For at least the next half-decade, sports should continue to be a powerhouse with regard to dealmaking. The appetite is there, more players are entering the field, and the fact is that, as a sector, sports is an ecosystem that feeds itself. Pro sports franchise valuations are only climbing higher, with each deal breaking the dollar-value record set by the last. Those teams, and the leagues in which they play, need to keep finding ways to add value for fan bases with increasingly shorter attention spans.

At the moment, it feels like the business of sports is rocketing into the stratosphere, and the money is only going up. ESPN recently walked away from a deal worth $550 million per year with MLB that was supposed to last through the 2028 season, and it seems like MLB is increasingly looking to spread the wealth across multiple broadcast partners.

Of course, the good times can’t last forever. There’s no guarantee the current trends in sports will endure over the long haul.

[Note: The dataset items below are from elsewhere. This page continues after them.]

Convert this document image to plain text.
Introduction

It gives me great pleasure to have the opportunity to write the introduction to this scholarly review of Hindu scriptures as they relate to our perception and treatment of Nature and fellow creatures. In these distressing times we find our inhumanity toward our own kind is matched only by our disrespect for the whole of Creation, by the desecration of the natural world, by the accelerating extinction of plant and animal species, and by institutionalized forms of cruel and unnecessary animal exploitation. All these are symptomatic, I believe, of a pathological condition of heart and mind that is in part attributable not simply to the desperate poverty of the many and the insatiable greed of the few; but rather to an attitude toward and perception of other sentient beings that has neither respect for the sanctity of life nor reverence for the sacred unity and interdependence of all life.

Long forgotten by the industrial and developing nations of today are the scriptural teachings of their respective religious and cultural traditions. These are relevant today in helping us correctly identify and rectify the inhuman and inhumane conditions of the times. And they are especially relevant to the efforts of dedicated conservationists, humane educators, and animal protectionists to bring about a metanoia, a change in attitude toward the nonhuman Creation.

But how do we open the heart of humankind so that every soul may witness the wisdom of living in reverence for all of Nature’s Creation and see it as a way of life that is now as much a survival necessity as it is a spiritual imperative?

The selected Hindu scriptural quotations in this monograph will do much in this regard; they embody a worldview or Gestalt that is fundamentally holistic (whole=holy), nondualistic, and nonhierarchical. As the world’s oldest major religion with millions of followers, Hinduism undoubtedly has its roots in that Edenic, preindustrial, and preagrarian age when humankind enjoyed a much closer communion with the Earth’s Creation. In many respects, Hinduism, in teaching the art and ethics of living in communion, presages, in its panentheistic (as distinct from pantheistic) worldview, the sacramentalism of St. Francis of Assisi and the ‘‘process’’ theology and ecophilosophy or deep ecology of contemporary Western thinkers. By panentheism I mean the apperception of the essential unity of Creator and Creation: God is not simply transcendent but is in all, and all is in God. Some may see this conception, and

“We’ll have some real tests, especially when it comes to media rights, in five to seven years,” says LionTree’s Michael, who leads the firm’s work in the sports industry. “You can look ahead and see the dominoes around streaming and cable broadcasting. There are enough pockets of capital in the landscape where you typically have seven or eight people vying for rights when new media deals come up. If that shrinks to four or five people at the table, or two or three, the dynamics could shift.”